Screen Time

Pride and Prejudice in a Speedo

Mr. Malcolm’s List and Bridgerton offer flimsy historical fantasy. Fire Island goes deeper.

Every generation deserves its own adaptation of Pride and Prejudice, and Gen Z got a gem in Fire Island (directed by Andrew Ahn, streaming on Hulu), which reinterprets Jane Austen’s masterpiece set on the New York island known as a haven for queer culture. There is a definite leap from the carefully arranged heterosexual marriages of Austen’s world to casual vacation sex (and there is a lot of explicit sex, and talk about sex, so this adaptation is probably not for the whole family), but the tensions the film explores between desire and social constraints and the quest for something real amid superficiality and display come straight from Austen’s playbook.

Best friends Noah (Joel Kim Booster, who also wrote the screenplay) and Howie (Bowen Yang) stand in for sisters Elizabeth and Jane Bennet.

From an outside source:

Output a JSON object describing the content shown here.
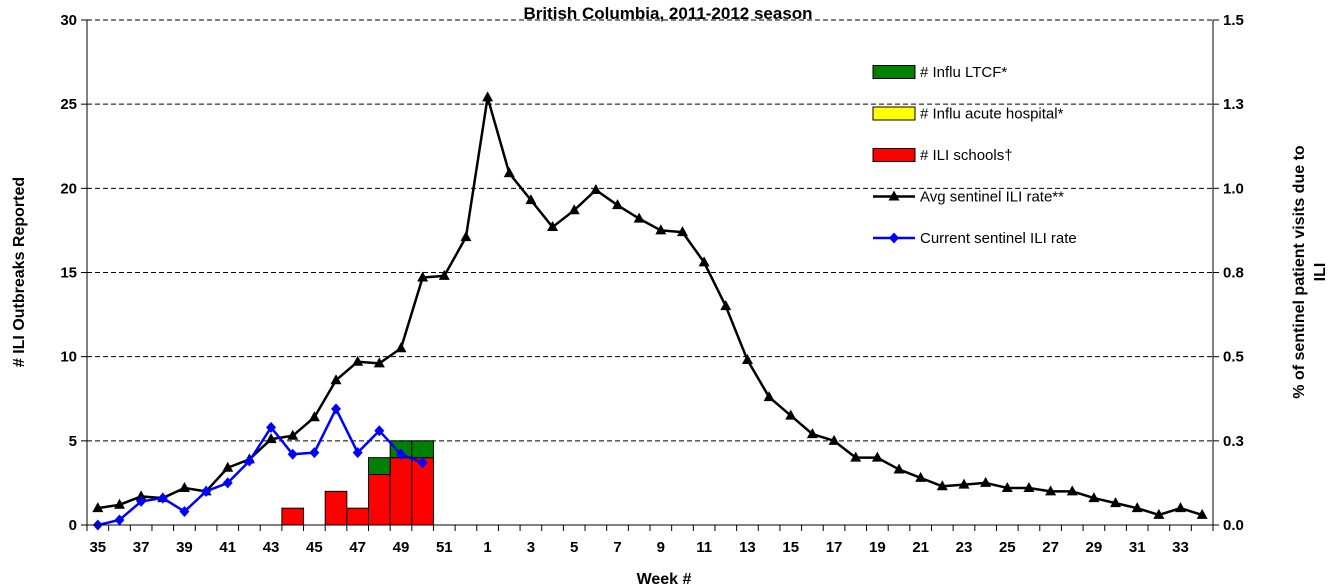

Howie finds the hookup culture of Fire Island toxic and depressing. He is seeking, if not true love, at least mutual attraction and respect, and Noah agrees to help him find it before their vacation is over. Sparks fly when they meet Charlie (James Scully), a kind, gentle doctor. But Charlie’s friends, Will (Conrad Ricamora), our tight-lipped Mr. Darcy, and their entourage—wealthier, fitter, insufferably snobby—find Noah and Howie’s crew distastefully flamboyant and crass. Noah’s pride and Will’s prejudice launch the roller coaster enemies-to-lovers plot, which parallels Charlie and Howie’s halting romance and intersects with some side stories about rakish ex-lovers and drunken foolish friends.

Like the Bennet sisters, Noah and Howie are more serious than their other “sisters,” the self-involved, party-loving best friends they consider family. As Asian-American men they are much more guarded around the people who, in Noah’s words, “think you have to be successful, White, and rich with 7 percent body fat to vacation on Fire Island.” They both know that, for all their talk of liberation from the status quo, gay male subcultures perpetuate their own class and race hierarchies. Like a good Austen narrator laying out the rules of the marriage market in Regency England, Noah breaks down the many ways the men on Fire Island will judge each other: money and property value for sure, “but also race, masculinity, abs . . . just a few of the metrics we use to separate ourselves into upper and lower classes.” And like good Austen heroines, Noah and Howie must find a way to navigate this social minefield without losing the values that define them.